Elvedin Pasic was a 14-year-old Muslim boy when Bosnia’s bitter war broke out in 1992. When it ended in 1995, about 100,000 people had been killed and 2.2 million others left homeless.
Now 34, Pasic “will describe the destruction and damage to residential property, attacks on villages [and] the persecution of non-Serbs,” prosecutors said in a witness list before the court.
Having previously testified in other trials, Pasic will recall how he was separated from other men in his family and consequently “survived the execution of around 150 persons in November 1992 in the village of Grabovica,” in southwestern Bosnia.
His testimony will be followed by that of UN adviser David Harland, who will talk about the siege of the Bosnian capital Sarajevo, where on average 1,000 shells per day landed between 1993 and 1995, with the exception of lulls during a 1994 ceasefire.
Also on the list of first seven witnesses to testify against Mladic before the International Criminal Tribunal for the former Yugoslavia (ICTY), is Eelco Koster, a former Dutch UN peacekeeper during Bosnia’s 1995 Srebrenica massacre.
The murder of almost 8,000 Muslim men and boys in mid-July 1995 after Bosnian Serb troops ovverran some 450 UN blue helmets guarding the “protected” enclave in the country’s east was the worst single atrocity committed on European soil since World War II.
“In the first segment, we are planning to give an overview of events” said Frederick Swinnen, special adviser to the ICTY’s chief prosecutor Serge Brammertz.
“We will then move into the specifics of the indictment,” Swinnen said.

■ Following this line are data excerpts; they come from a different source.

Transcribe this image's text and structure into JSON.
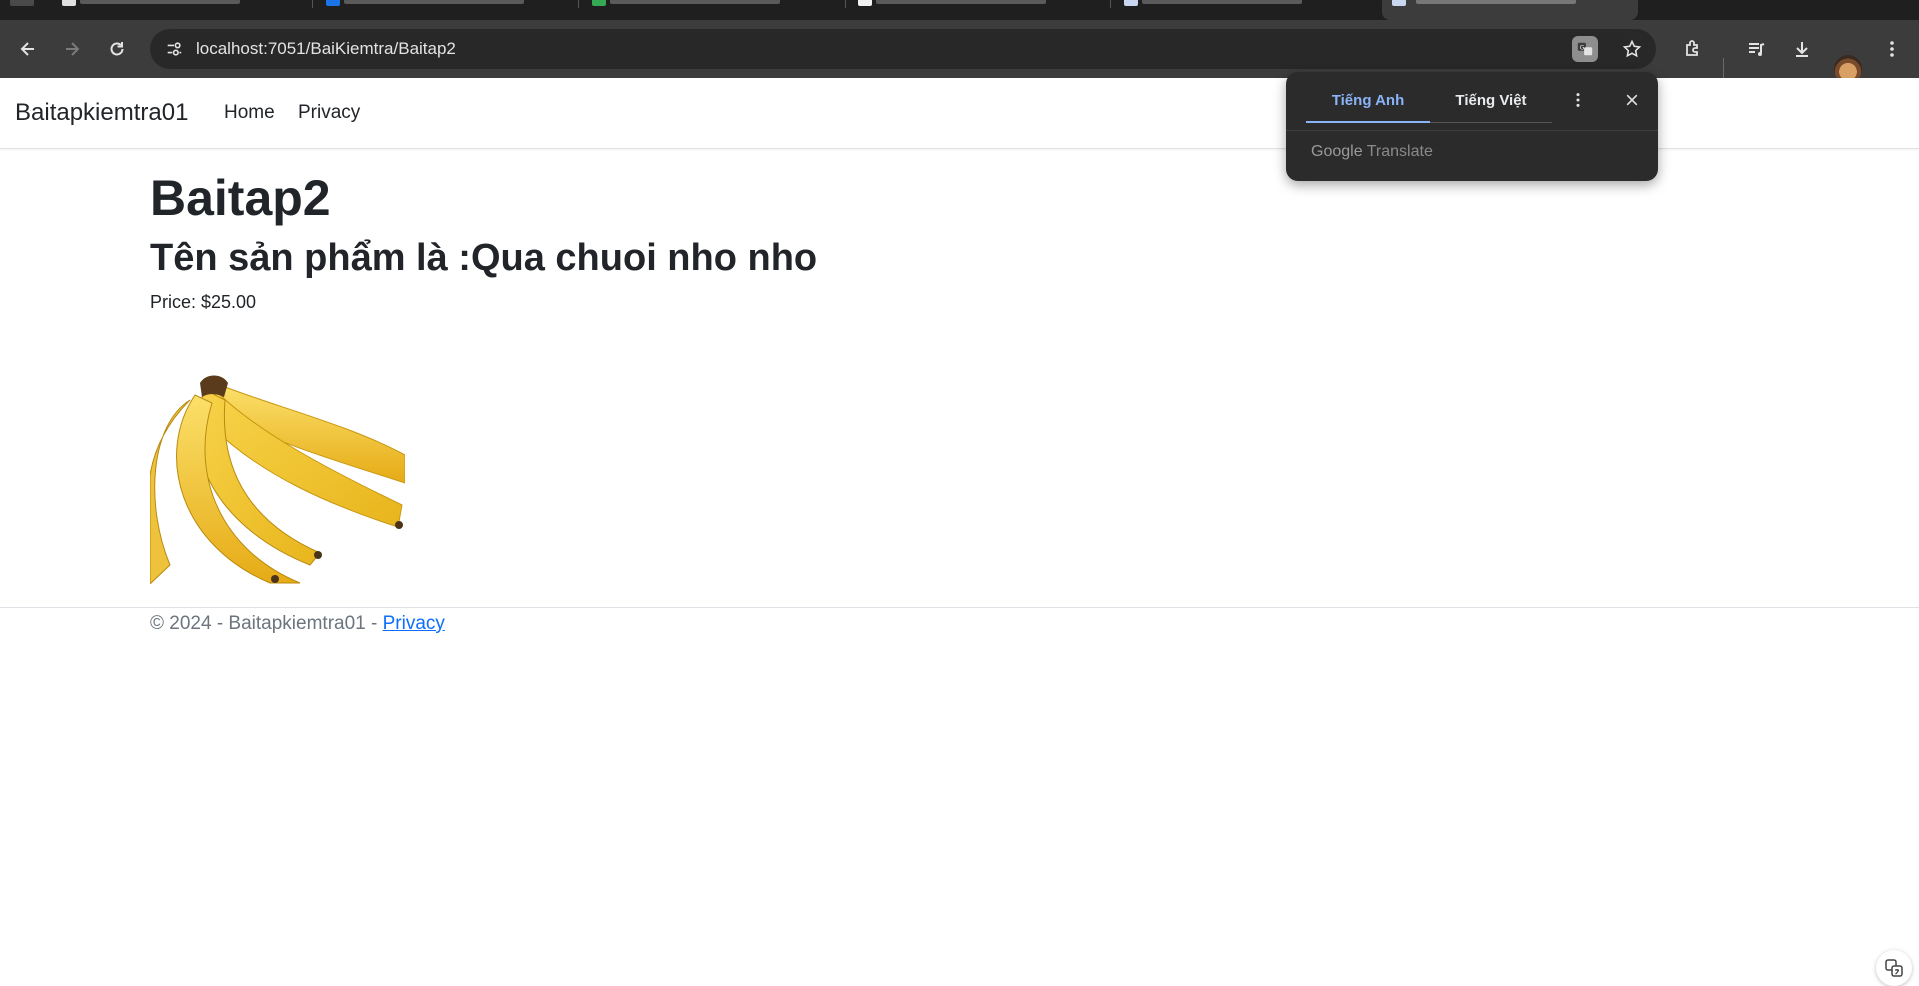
{
  "browser": {
    "url": "localhost:7051/BaiKiemtra/Baitap2",
    "icons": [
      "back-icon",
      "forward-icon",
      "reload-icon",
      "site-info-icon",
      "translate-icon",
      "star-icon",
      "extensions-icon",
      "media-icon",
      "download-icon",
      "menu-icon"
    ]
  },
  "navbar": {
    "brand": "Baitapkiemtra01",
    "links": [
      "Home",
      "Privacy"
    ]
  },
  "main": {
    "title": "Baitap2",
    "product_heading": "Tên sản phẩm là :Qua chuoi nho nho",
    "price": "Price: $25.00",
    "image": "banana-image"
  },
  "footer": {
    "text": "© 2024 - Baitapkiemtra01 - ",
    "link": "Privacy"
  },
  "translate_popup": {
    "tab_active": "Tiếng Anh",
    "tab_inactive": "Tiếng Việt",
    "brand_google": "Google",
    "brand_translate": "Translate",
    "accent_color": "#8ab4f8"
  }
}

Mladic, now 70, has been indicted on 11 counts of genocide, war crimes and crimes against humanity for his role in the Balkan country’s war.

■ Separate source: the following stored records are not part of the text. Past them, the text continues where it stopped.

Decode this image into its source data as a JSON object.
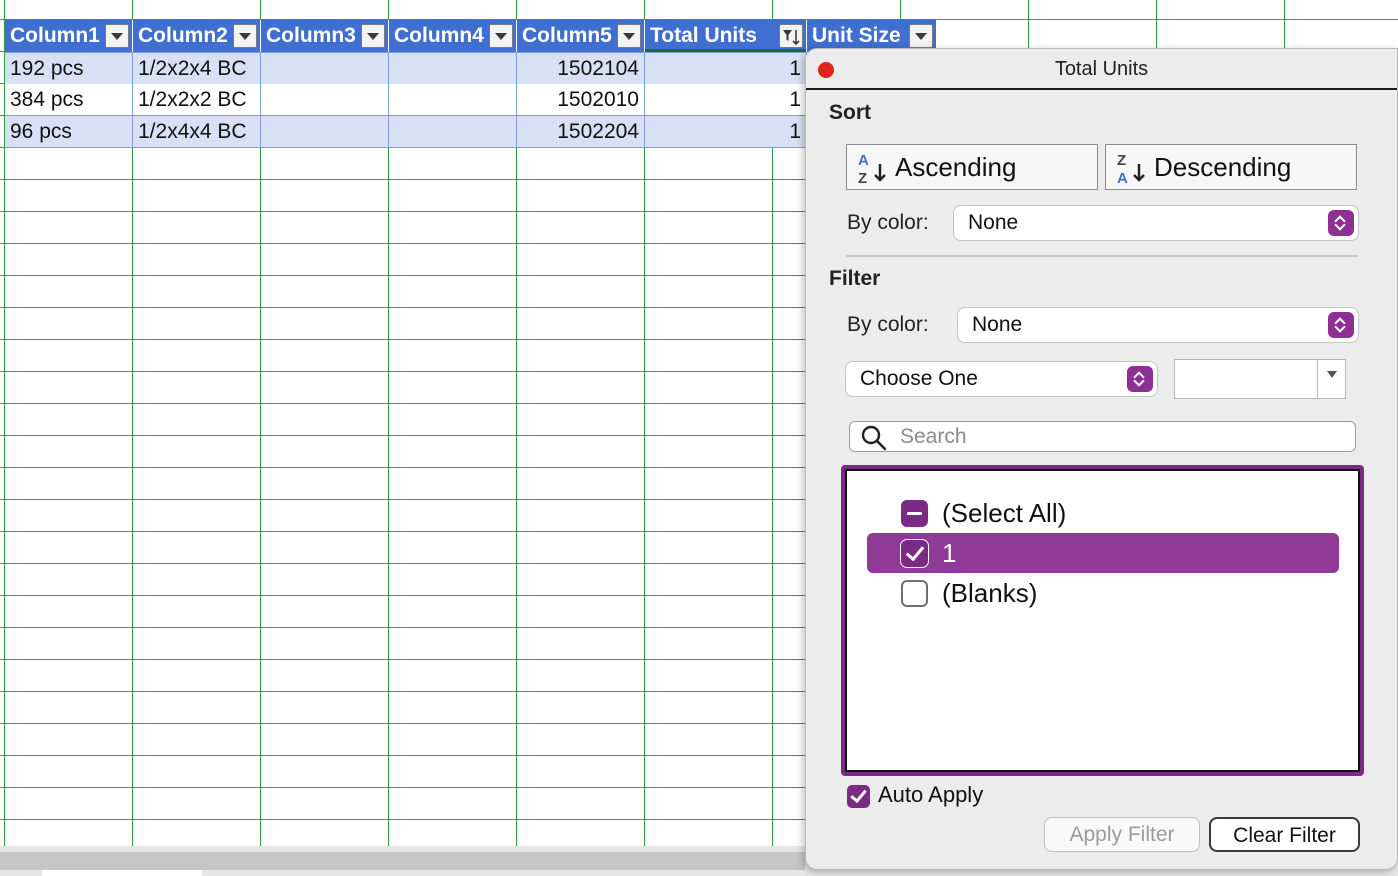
{
  "table": {
    "headers": [
      {
        "label": "Column1"
      },
      {
        "label": "Column2"
      },
      {
        "label": "Column3"
      },
      {
        "label": "Column4"
      },
      {
        "label": "Column5"
      },
      {
        "label": "Total Units"
      },
      {
        "label": "Unit Size"
      }
    ],
    "rows": [
      {
        "c1": "192 pcs",
        "c2": "1/2x2x4 BC",
        "c3": "",
        "c4": "",
        "c5": "1502104",
        "c6": "1"
      },
      {
        "c1": "384 pcs",
        "c2": "1/2x2x2 BC",
        "c3": "",
        "c4": "",
        "c5": "1502010",
        "c6": "1"
      },
      {
        "c1": "96 pcs",
        "c2": "1/2x4x4 BC",
        "c3": "",
        "c4": "",
        "c5": "1502204",
        "c6": "1"
      }
    ]
  },
  "filter_panel": {
    "title": "Total Units",
    "sort": {
      "section_label": "Sort",
      "ascending_label": "Ascending",
      "descending_label": "Descending",
      "by_color_label": "By color:",
      "by_color_value": "None"
    },
    "filter": {
      "section_label": "Filter",
      "by_color_label": "By color:",
      "by_color_value": "None",
      "condition_value": "Choose One",
      "condition_input_value": "",
      "search_placeholder": "Search",
      "items": [
        {
          "label": "(Select All)",
          "state": "mixed"
        },
        {
          "label": "1",
          "state": "checked",
          "selected": true
        },
        {
          "label": "(Blanks)",
          "state": "unchecked"
        }
      ]
    },
    "auto_apply_label": "Auto Apply",
    "auto_apply_checked": true,
    "apply_button_label": "Apply Filter",
    "clear_button_label": "Clear Filter"
  },
  "colors": {
    "header_blue": "#3f6fd0",
    "band_blue": "#d8e0f5",
    "accent_purple": "#7b2b84",
    "grid_green": "#2e9b46",
    "close_red": "#e0231b"
  }
}
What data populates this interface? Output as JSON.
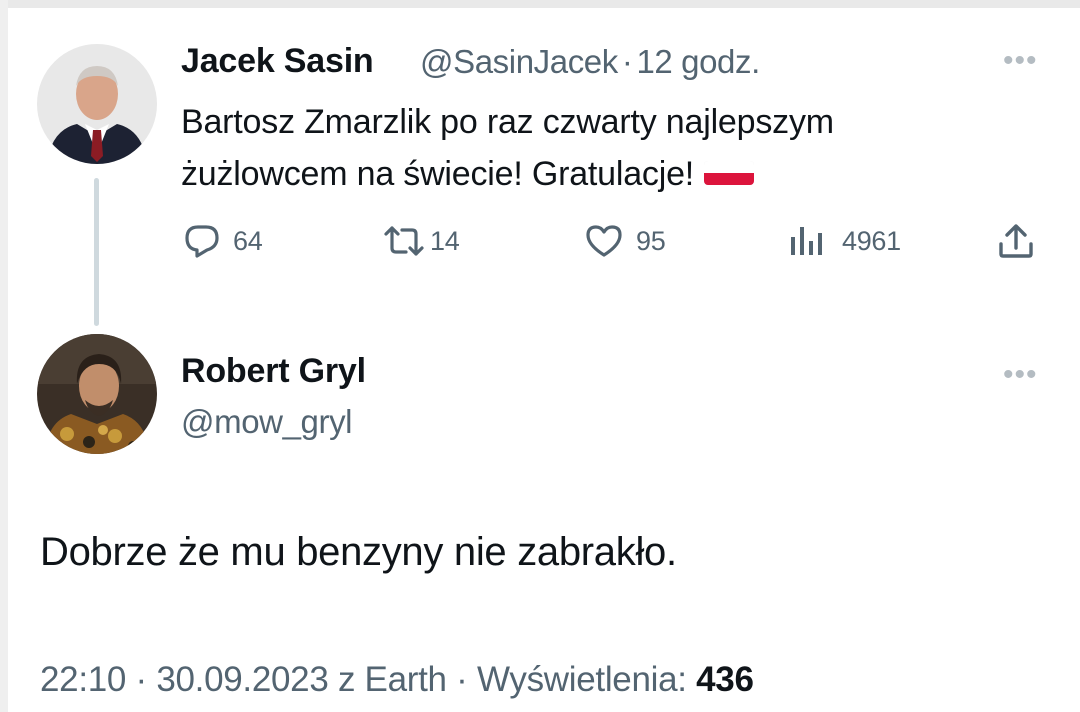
{
  "tweet": {
    "author_name": "Jacek Sasin",
    "author_handle": "@SasinJacek",
    "separator": "·",
    "time": "12 godz.",
    "text_line1": "Bartosz Zmarzlik po raz czwarty najlepszym",
    "text_line2": "żużlowcem na świecie! Gratulacje!",
    "flag_icon": "poland-flag-emoji",
    "stats": {
      "replies": "64",
      "retweets": "14",
      "likes": "95",
      "views": "4961"
    }
  },
  "reply": {
    "author_name": "Robert Gryl",
    "author_handle": "@mow_gryl",
    "text": "Dobrze że mu benzyny nie zabrakło.",
    "footer": {
      "time": "22:10",
      "separator": "·",
      "date": "30.09.2023",
      "source": "z Earth",
      "views_label": "Wyświetlenia:",
      "views_count": "436"
    }
  },
  "icons": {
    "more": "more-horizontal-icon",
    "reply": "reply-bubble-icon",
    "retweet": "retweet-icon",
    "like": "heart-icon",
    "views": "bar-chart-icon",
    "share": "share-upload-icon"
  },
  "colors": {
    "text": "#0f1419",
    "secondary": "#536471",
    "thread_line": "#cfd9de",
    "flag_red": "#dc143c"
  }
}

Former Bosnian Serb political leader Radovan Karadzic is already on trial before The Hague-based ICTY. Both men are believed to be the main players in a joint criminal plan to rid multi-ethnic Bosnia of Croats and Muslims.

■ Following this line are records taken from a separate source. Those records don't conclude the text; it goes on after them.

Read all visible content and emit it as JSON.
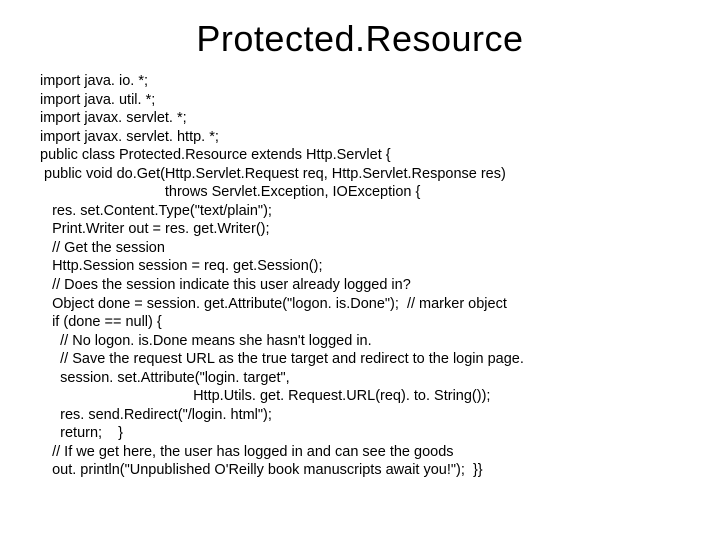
{
  "title": "Protected.Resource",
  "code_lines": [
    "import java. io. *;",
    "import java. util. *;",
    "import javax. servlet. *;",
    "import javax. servlet. http. *;",
    "public class Protected.Resource extends Http.Servlet {",
    " public void do.Get(Http.Servlet.Request req, Http.Servlet.Response res)",
    "                               throws Servlet.Exception, IOException {",
    "   res. set.Content.Type(\"text/plain\");",
    "   Print.Writer out = res. get.Writer();",
    "   // Get the session",
    "   Http.Session session = req. get.Session();",
    "   // Does the session indicate this user already logged in?",
    "   Object done = session. get.Attribute(\"logon. is.Done\");  // marker object",
    "   if (done == null) {",
    "     // No logon. is.Done means she hasn't logged in.",
    "     // Save the request URL as the true target and redirect to the login page.",
    "     session. set.Attribute(\"login. target\",",
    "                                      Http.Utils. get. Request.URL(req). to. String());",
    "     res. send.Redirect(\"/login. html\");",
    "     return;    }",
    "   // If we get here, the user has logged in and can see the goods",
    "   out. println(\"Unpublished O'Reilly book manuscripts await you!\");  }}"
  ]
}
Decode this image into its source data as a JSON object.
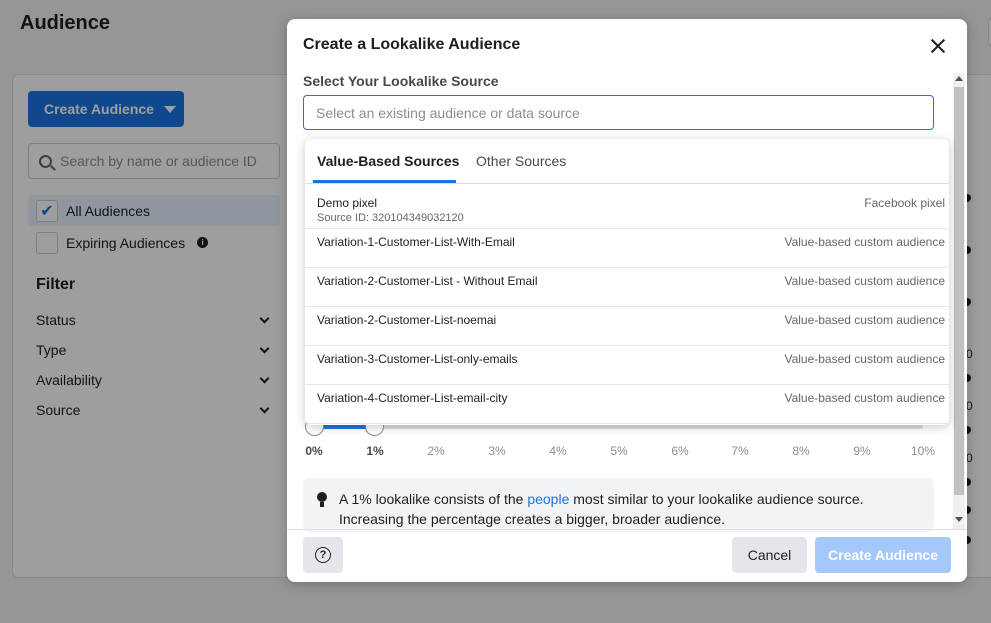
{
  "background": {
    "page_title": "Audience",
    "create_button_label": "Create Audience",
    "search_placeholder": "Search by name or audience ID",
    "checkbox_all": "All Audiences",
    "checkbox_expiring": "Expiring Audiences",
    "filter_title": "Filter",
    "filters": [
      "Status",
      "Type",
      "Availability",
      "Source"
    ],
    "right_numbers": [
      "0",
      "0",
      "0"
    ]
  },
  "modal": {
    "title": "Create a Lookalike Audience",
    "source_label": "Select Your Lookalike Source",
    "source_placeholder": "Select an existing audience or data source",
    "dropdown": {
      "tabs": [
        "Value-Based Sources",
        "Other Sources"
      ],
      "active_tab": "Value-Based Sources",
      "items": [
        {
          "name": "Demo pixel",
          "sub": "Source ID: 320104349032120",
          "type": "Facebook pixel"
        },
        {
          "name": "Variation-1-Customer-List-With-Email",
          "sub": "",
          "type": "Value-based custom audience"
        },
        {
          "name": "Variation-2-Customer-List - Without Email",
          "sub": "",
          "type": "Value-based custom audience"
        },
        {
          "name": "Variation-2-Customer-List-noemai",
          "sub": "",
          "type": "Value-based custom audience"
        },
        {
          "name": "Variation-3-Customer-List-only-emails",
          "sub": "",
          "type": "Value-based custom audience"
        },
        {
          "name": "Variation-4-Customer-List-email-city",
          "sub": "",
          "type": "Value-based custom audience"
        }
      ]
    },
    "slider": {
      "ticks": [
        "0%",
        "1%",
        "2%",
        "3%",
        "4%",
        "5%",
        "6%",
        "7%",
        "8%",
        "9%",
        "10%"
      ],
      "range_start_percent": 0,
      "range_end_percent": 1
    },
    "info": {
      "text_before": "A 1% lookalike consists of the ",
      "link": "people",
      "text_after": " most similar to your lookalike audience source. Increasing the percentage creates a bigger, broader audience."
    },
    "footer": {
      "help_glyph": "?",
      "cancel_label": "Cancel",
      "create_label": "Create Audience"
    }
  },
  "colors": {
    "accent": "#1b74e4",
    "accent_disabled": "#a4c8f9",
    "active_row": "#e7f3ff"
  }
}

Dubbed the “Butcher of Bosnia,” Mladic faces charges relating to the tragedy at Srebrenica and the terrorizing of Sarajevo’s citizens through a 44-month shelling and sniping campaign that killed 10,000.
Prosecutors also hold him responsible for taking about 200 UN peacekeepers hostage to use them as human shields.
Mladic allegedly also ordered his troops to “cleanse” Bosnian towns, driving out Croats, Muslims and other non-Serb residents.
After the war, the Bosnian Serb general continued his military career, but went into hiding in 2000 after then-Serbian president Slobodan Milosevic’s government fell.